A plaintiff may settle with a defendant and still pursue a claim against a different defendant by allocating the funds in good faith to maximize recovery against the non-settling defendant, but besides indicating each party bears its own attorneys’ fees and costs, the plaintiff here did not allocate the settlement funds.
Instead, the Court held, the settlement “encompasses and resolves all claims arising out of the facts alleged in or capable of being alleged in this federal action.” This relieved the law firm from “proving which funds satisfy which claims” because the settling plaintiff is “in a better position than a non-settling defendant to ensure a settlement agreement properly allocates funds.” The Seventh Circuit held that the $5,000 settlement therefore covers the plaintiff’s FDCPA statutory damages claim.
The Seventh Circuit next examined whether the settlement mooted the plaintiff’s statutory damages claim. The Seventh Circuit noted that this was an issue of first impression in this Circuit.
The Seventh Circuit began its analysis with the relevant language of the FDCPA:
(a) Amount of damages
Except as otherwise provided by this section, any debt collector who fails to comply with any provision of this subchapter with respect to any person is liable to such person in an amount equal to the sum of:
(1) any actual damage sustained by such person as a result of such failure;
(2)(A) in the case of any action by an individual, such additional damages as the court may allow, but not exceeding $1,000. 15 U.S.C. § 1692k(a).
The Seventh Circuit observed that the FDCPA limits the amount of statutory damages, capping them at $1,000 per action, not per violation and not per defendant. See Harper v. Better Bus. Servs., Inc., 961 F.2d 1561, 1563 (11th Cir. 1992).

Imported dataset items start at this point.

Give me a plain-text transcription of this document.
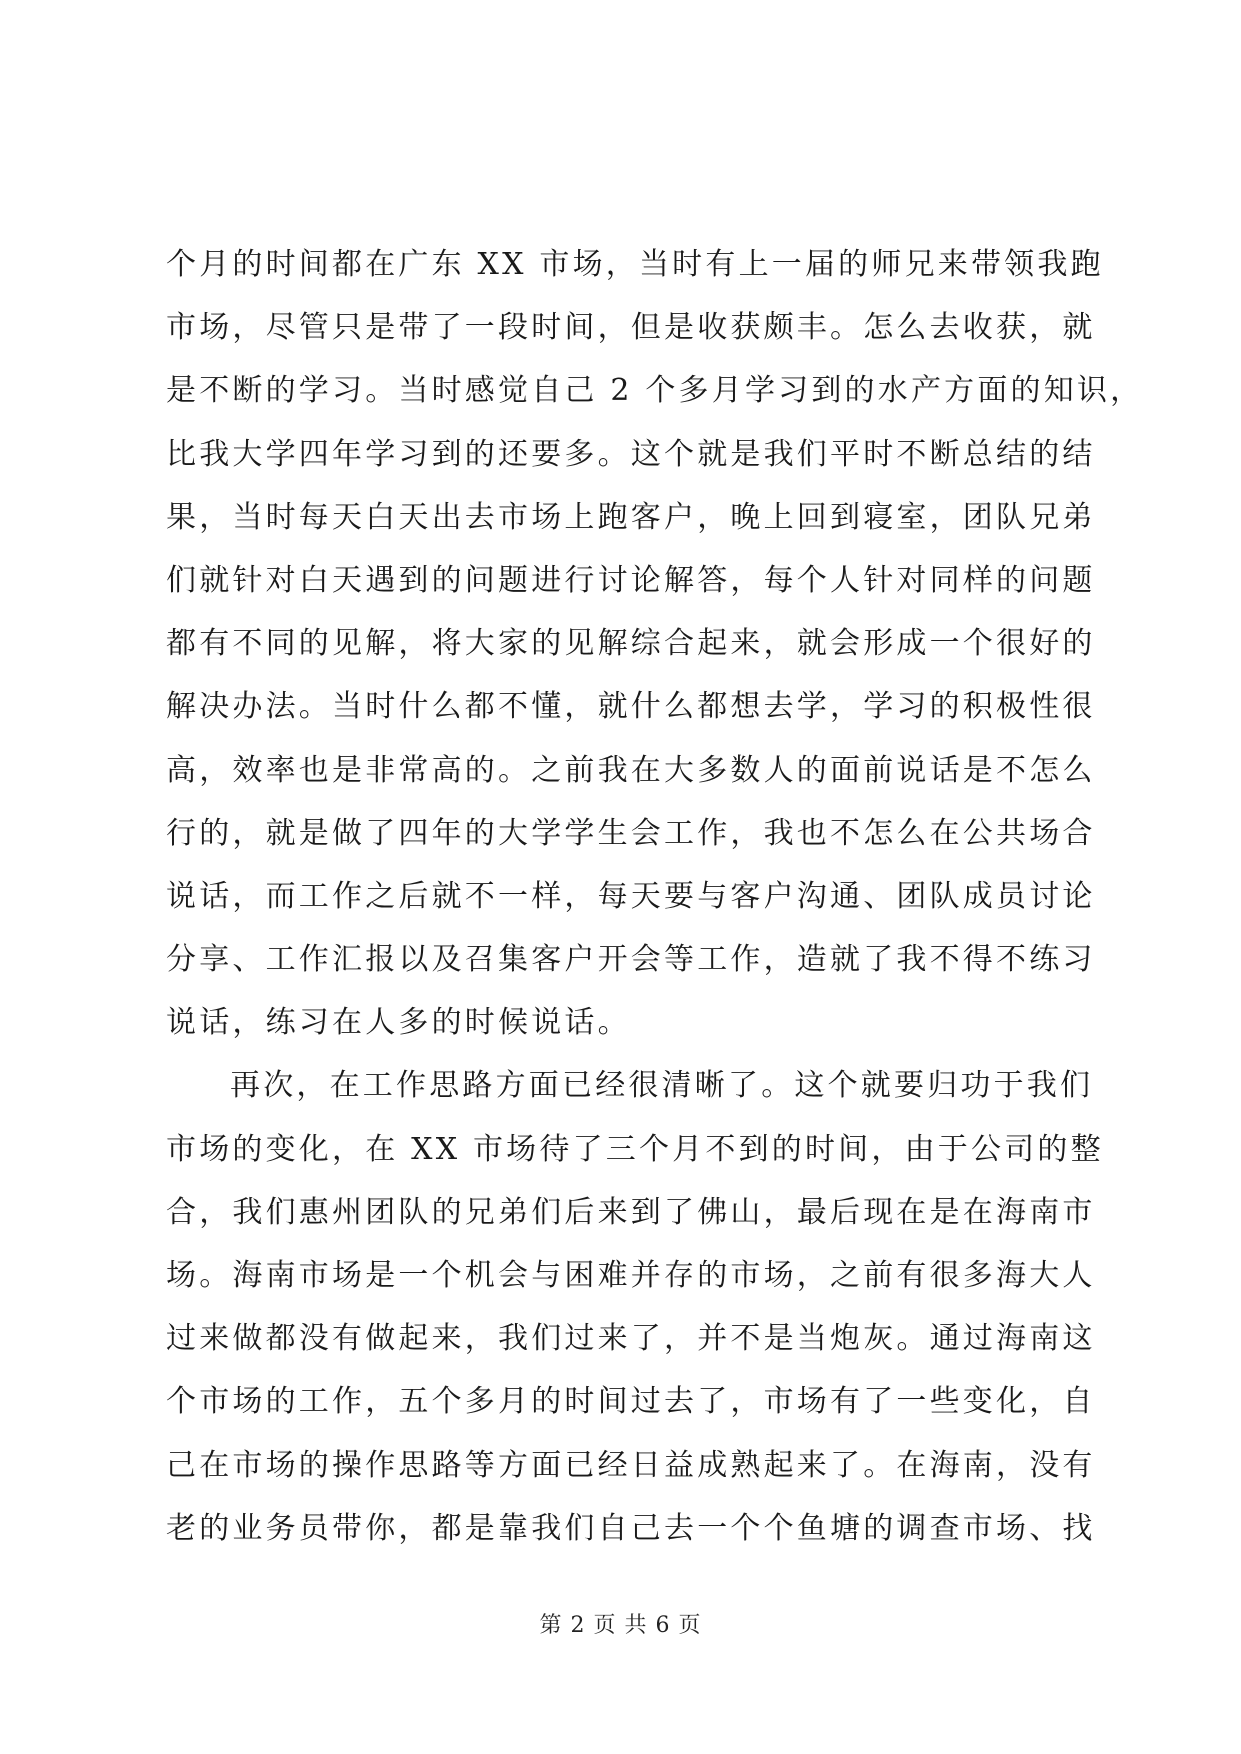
个月的时间都在广东 XX 市场，当时有上一届的师兄来带领我跑
市场，尽管只是带了一段时间，但是收获颇丰。怎么去收获，就
是不断的学习。当时感觉自己 2 个多月学习到的水产方面的知识，
比我大学四年学习到的还要多。这个就是我们平时不断总结的结
果，当时每天白天出去市场上跑客户，晚上回到寝室，团队兄弟
们就针对白天遇到的问题进行讨论解答，每个人针对同样的问题
都有不同的见解，将大家的见解综合起来，就会形成一个很好的
解决办法。当时什么都不懂，就什么都想去学，学习的积极性很
高，效率也是非常高的。之前我在大多数人的面前说话是不怎么
行的，就是做了四年的大学学生会工作，我也不怎么在公共场合
说话，而工作之后就不一样，每天要与客户沟通、团队成员讨论
分享、工作汇报以及召集客户开会等工作，造就了我不得不练习
说话，练习在人多的时候说话。
再次，在工作思路方面已经很清晰了。这个就要归功于我们
市场的变化，在 XX 市场待了三个月不到的时间，由于公司的整
合，我们惠州团队的兄弟们后来到了佛山，最后现在是在海南市
场。海南市场是一个机会与困难并存的市场，之前有很多海大人
过来做都没有做起来，我们过来了，并不是当炮灰。通过海南这
个市场的工作，五个多月的时间过去了，市场有了一些变化，自
己在市场的操作思路等方面已经日益成熟起来了。在海南，没有
老的业务员带你，都是靠我们自己去一个个鱼塘的调查市场、找
第 2 页 共 6 页
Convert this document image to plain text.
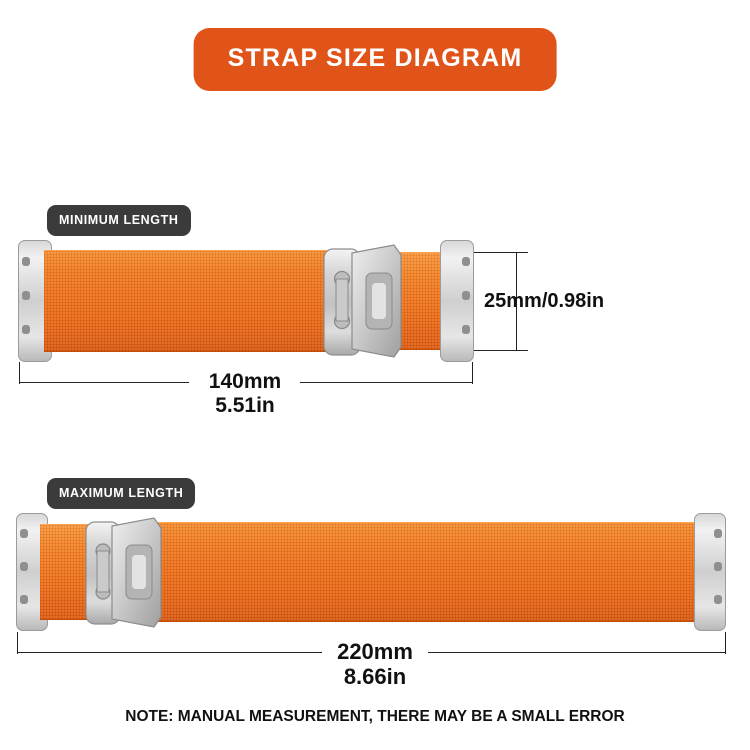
STRAP SIZE DIAGRAM
MINIMUM LENGTH
25mm/0.98in
140mm
5.51in
MAXIMUM LENGTH
220mm
8.66in
NOTE: MANUAL MEASUREMENT, THERE MAY BE A SMALL ERROR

Further, “the actual-damages provision mirrors the statutory damages provision.” As such, “actual damages for the same single, indivisible injury are not multiplied by the number of defendants.” This, the Court held, demonstrates that the number of defendants does not multiply the statutory damages “provided in the parallel clause.”

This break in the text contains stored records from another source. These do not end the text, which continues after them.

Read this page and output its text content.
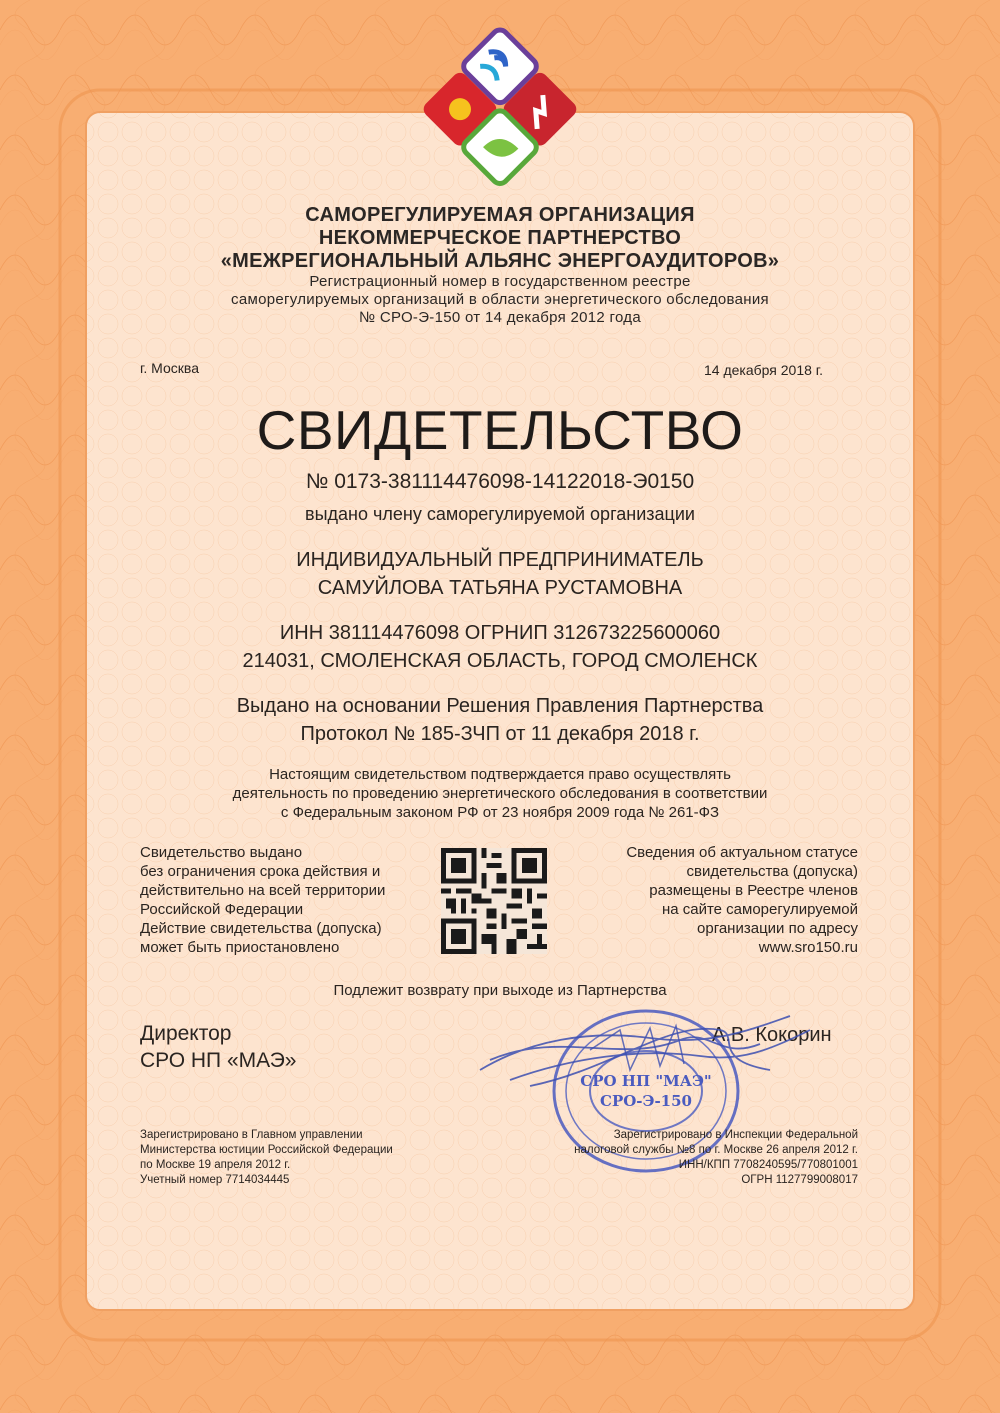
САМОРЕГУЛИРУЕМАЯ ОРГАНИЗАЦИЯ
НЕКОММЕРЧЕСКОЕ ПАРТНЕРСТВО
«МЕЖРЕГИОНАЛЬНЫЙ АЛЬЯНС ЭНЕРГОАУДИТОРОВ»
Регистрационный номер в государственном реестре
саморегулируемых организаций в области энергетического обследования
№ СРО-Э-150 от 14 декабря 2012 года
г. Москва	14 декабря 2018 г.
СВИДЕТЕЛЬСТВО
№ 0173-381114476098-14122018-Э0150
выдано члену саморегулируемой организации
ИНДИВИДУАЛЬНЫЙ ПРЕДПРИНИМАТЕЛЬ
САМУЙЛОВА ТАТЬЯНА РУСТАМОВНА
ИНН 381114476098 ОГРНИП 312673225600060
214031, СМОЛЕНСКАЯ ОБЛАСТЬ, ГОРОД СМОЛЕНСК
Выдано на основании Решения Правления Партнерства
Протокол № 185-ЗЧП от 11 декабря 2018 г.
Настоящим свидетельством подтверждается право осуществлять
деятельность по проведению энергетического обследования в соответствии
с Федеральным законом РФ от 23 ноября 2009 года № 261-ФЗ
Свидетельство выдано
без ограничения срока действия и
действительно на всей территории
Российской Федерации
Действие свидетельства (допуска)
может быть приостановлено
Сведения об актуальном статусе
свидетельства (допуска)
размещены в Реестре членов
на сайте саморегулируемой
организации по адресу
www.sro150.ru
Подлежит возврату при выходе из Партнерства
Директор
СРО НП «МАЭ»
СРО НП "МАЭ"
СРО-Э-150
А.В. Кокорин
Зарегистрировано в Главном управлении
Министерства юстиции Российской Федерации
по Москве 19 апреля 2012 г.
Учетный номер 7714034445
Зарегистрировано в Инспекции Федеральной
налоговой службы №8 по г. Москве 26 апреля 2012 г.
ИНН/КПП 7708240595/770801001
ОГРН 1127799008017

Courts generally are required to strictly and narrowly construe statutes in derogation of the common law. The FDCPA, “construed strictly and narrowly, provides no clear, express basis to extend statutory damages beyond the common-law single-recovery rule.” Although Congress could have provided that a plaintiff may recover statutory damages on a “per defendant” basis, it did not.
Therefore, the Seventh Circuit concluded that the number of defendants does not multiply the available FDCPA statutory damages “where the plaintiff suffered an indivisible harm caused by defendants who did not violate the FDCPA independently of each other.”

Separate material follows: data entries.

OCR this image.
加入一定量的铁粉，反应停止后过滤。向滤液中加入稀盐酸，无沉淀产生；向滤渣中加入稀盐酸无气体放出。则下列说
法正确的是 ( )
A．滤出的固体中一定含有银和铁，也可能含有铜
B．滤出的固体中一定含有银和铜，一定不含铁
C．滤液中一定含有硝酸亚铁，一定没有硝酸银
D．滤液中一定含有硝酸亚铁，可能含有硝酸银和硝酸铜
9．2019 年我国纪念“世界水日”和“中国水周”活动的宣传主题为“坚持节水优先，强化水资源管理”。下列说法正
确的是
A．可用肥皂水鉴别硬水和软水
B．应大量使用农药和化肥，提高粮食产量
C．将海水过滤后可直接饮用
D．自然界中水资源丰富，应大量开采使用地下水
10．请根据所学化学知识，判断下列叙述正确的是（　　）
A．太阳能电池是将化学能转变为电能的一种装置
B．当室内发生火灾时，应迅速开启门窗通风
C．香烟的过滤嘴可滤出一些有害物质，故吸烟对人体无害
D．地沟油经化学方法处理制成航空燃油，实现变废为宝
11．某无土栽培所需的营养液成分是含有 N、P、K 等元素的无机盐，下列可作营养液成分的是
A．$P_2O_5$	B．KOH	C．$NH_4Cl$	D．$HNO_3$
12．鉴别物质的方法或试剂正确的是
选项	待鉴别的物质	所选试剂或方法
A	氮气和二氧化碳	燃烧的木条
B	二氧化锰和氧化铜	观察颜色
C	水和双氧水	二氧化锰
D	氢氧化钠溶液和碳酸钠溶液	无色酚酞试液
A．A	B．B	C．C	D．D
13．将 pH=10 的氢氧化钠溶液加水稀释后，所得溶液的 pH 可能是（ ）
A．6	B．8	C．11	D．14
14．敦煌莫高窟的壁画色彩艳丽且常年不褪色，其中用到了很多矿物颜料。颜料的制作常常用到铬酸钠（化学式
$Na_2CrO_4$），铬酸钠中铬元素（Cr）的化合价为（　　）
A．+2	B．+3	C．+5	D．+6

The Seventh Circuit recognized that its decision is in line with its sister circuits that examined this issue. See Goodmann v. People s Bank, 209 Fed.Appx. 111, 114 (3d Cir. 2006) (“We agree with Appellees that 15 U.S.C. § 1692k(a)(2)(A) is best read as limiting statutory damages to $1,000 per successful court action.”); Peter v. GC Servs., L.P., 310 F.3d 344, 352 n.5 (5th Cir. 2002) (“[D]amages for violation of the FDCPA in § 1692k are limited to actual damages, plus maximum statutory damages of $1,000 per action, not per violation’.”); Wright v. Fin. Serv. of Norwalk, Inc., 22 F.3d 647, 651 (6th Cir. 1994) (“Congress intended to limit “other damages” to $1,000 per proceeding, not to $1,000 per violation.”; Harper, 961 F.2d at 1563 (“[T]he plain language of section 1692k(a)(2)(A) provides for maximum statutory damages of $1,000.”).
The Seventh Circuit accordingly held that the plaintiff was only entitled to recover FDCPA statutory damages capped at $1,000 for her indivisible injury once. Thus, the plaintiff’s settlement with the creditor mooted her FDCPA statutory damages claim against the law firm, and the plaintiff was not entitled to attorneys’ fees or costs from the law firm.
The Seventh Circuit therefore vacated the judgment against the law firm and remanded for additional proceedings consistent with its opinion.